In fact, seldom a day goes past without another headline alerting us to the fact that food prices have risen — yet again — or that the price of oil is being blamed for the escalating cost of food production. But, the fact is: we must eat, we must feed our children, and we must use by-products of oil in order to travel to and from work and for other necessary household journeys.
Yet, unsurprisingly, the supermarkets still appear to be making greater and greater profits. Seldom do we see a profits warning from any of the principal supermarket groups. In fact, on the contrary: we hear report after report about how they have outperformed their previous trading period in terms of like-for-like sales and of how they have impressed the City, their shareholders and the Boards who invariably control them.
In the meantime, the Big Four supermarket groups are keen to point out, of course, that they are trying their best to give consumers the best deal around.
They, point blank, refuse to accept any responsibility for the higher food prices which shoppers are being asked to pay. For example, according to recent robust research, the price of basmati rice has risen by 120% and the price of lamb has risen by 32% during the past 12 months.

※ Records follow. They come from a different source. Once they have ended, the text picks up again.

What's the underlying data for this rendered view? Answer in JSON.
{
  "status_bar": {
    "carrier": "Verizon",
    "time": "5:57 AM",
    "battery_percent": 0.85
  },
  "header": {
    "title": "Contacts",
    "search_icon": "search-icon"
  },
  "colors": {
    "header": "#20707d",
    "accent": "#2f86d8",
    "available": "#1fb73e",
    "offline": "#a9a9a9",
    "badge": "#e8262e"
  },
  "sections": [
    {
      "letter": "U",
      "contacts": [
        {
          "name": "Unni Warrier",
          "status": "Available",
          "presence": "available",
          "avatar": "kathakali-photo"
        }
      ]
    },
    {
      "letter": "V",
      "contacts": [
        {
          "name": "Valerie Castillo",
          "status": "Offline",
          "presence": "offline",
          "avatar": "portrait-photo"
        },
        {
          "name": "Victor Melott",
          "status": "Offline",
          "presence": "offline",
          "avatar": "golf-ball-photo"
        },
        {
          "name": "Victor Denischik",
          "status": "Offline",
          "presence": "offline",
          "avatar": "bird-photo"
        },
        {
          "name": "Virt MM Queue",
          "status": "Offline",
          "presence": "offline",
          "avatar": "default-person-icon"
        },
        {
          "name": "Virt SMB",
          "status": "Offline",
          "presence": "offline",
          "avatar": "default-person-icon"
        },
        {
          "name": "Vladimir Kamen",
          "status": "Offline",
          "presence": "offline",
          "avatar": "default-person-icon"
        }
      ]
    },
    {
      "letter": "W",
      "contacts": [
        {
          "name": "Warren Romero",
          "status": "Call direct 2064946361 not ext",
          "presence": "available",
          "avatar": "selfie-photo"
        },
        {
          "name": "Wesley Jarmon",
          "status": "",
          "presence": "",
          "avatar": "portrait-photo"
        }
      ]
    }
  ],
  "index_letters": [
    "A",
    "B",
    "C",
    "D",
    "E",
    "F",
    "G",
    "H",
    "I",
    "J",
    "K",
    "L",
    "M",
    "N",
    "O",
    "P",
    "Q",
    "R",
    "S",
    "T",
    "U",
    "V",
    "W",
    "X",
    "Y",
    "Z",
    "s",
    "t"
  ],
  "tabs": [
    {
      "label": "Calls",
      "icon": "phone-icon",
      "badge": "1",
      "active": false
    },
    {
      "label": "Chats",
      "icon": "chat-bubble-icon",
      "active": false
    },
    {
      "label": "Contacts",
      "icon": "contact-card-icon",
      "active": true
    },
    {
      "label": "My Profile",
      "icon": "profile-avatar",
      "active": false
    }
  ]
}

Instead, they blame the intermediaries in the supply chain for the constantly widening difference in price from farm gate to supermarket shelf. They claim, for instance, that — after food has been produced or grown — there are additional costs of transportation and the escalating price of fuel to be considered.
In addition to this, they stress that there are hidden costs in terms of packaging, advertising, marketing, storage and refrigeration. However, they do not appear to be absorbing any of these costs: instead they pass them directly on to cash-strapped consumers struggling to make ends meet as we approach the end of 2008 with little sign of any hope on the horizon.
There appears to be no light at the end of the tunnel at the present time; in fact, an optimistic few suggest that the only light visible is that of oncoming delivery trucks rapidly running out of fuel, out of control as they hurtle towards already downtrodden consumers with more than enough worries on their shoulders as we brace ourselves in order to face another bleak winter of discontent.
The bottom line is all about profit and loss accounts, spreadsheets and balance sheets. It doesn’t really appear to matter to supermarkets how consumers deal with the increasing cost of living
So, what could the supermarkets do about this situation? Could, or should, they try to cut consumers a better deal? The answer to both these questions is surely: Yes, they could and they certainly should. But, how exactly could this all be administered?
Well, for a start they could follow the example of Bradford-based Morrisons (who came, saw but never conquered the Northern Irish market) and introduce cheaper product lines to meet the needs and expectations of today’s credit-crunch-ridden, cash-conscious consumers.
Secondly, they could try to cut — in fact, slash — prices on everyday household essentials such as bread, butter, milk, cheese, eggs, pasta and rice (to name but a few). This, however, is unlikely to happen. Only one national supermarket group recently sold ten everyday items at 50p per item — but only for a very limited period of time.
Supermarkets need to take a much more strategic, longer-term view in respect of this type of price promotion in order to try to retain today’s increasingly promiscuous consumers who are all too ready to switch allegiance to the German deep discounters, eg Lidl.
Consumers are fickle, promiscuous in fact, and the Big Four had better look out — the warning signs are already on the walls.
Thirdly, they should carefully examine — and correct— their pricing policies locally, nationally and internationally.
Recently, unleaded petrol was being sold by one leading supermarket group in Northern Ireland at two different petrol filling stations approximately 15 miles apart at different prices.
Whatever happened to uniformity, consistency and transparency in terms of maintaining (at least) a local uniform pricing policy, let alone a national one?
Of course, it’s not just the supermarkets that do this. For example, it is cheaper to buy a Big Mac at McDonalds at Charing Cross Station than it is in McDonalds outlets throughout Northern Ireland.
Arguably, Northern Irish consumers appear to be paying a higher price simply by residing in this geographic region; the Irish Sea is to blame yet again.
An important factor to remember is this: Supermarkets are not charitable institutions. The bottom line is all about profit and loss accounts, spreadsheets and balance sheets. They aim to make a profit — at all costs — and it doesn’t really appear to matter to them how hard-pressed consumers deal with the increasing cost of living.
Finally, worth noting is another sinister fear — for suppliers. If the supermarkets do decide to do something positive for Northern Ireland consumers, it’s more than likely that the victims or casualties will not be consumers. It will instead be the suppliers who are likely to be squeezed for tighter and tighter margins.
The supermarkets will most certainly be the winners; consumers and suppliers, however, could very well turn out to be the hapless victims as we hurtle towards the end of 2008 and beyond.
CAVEAT EMPTOR — let the buyer beware!
Donald C McFetridge is head of Retail Studies at the University of Ulster.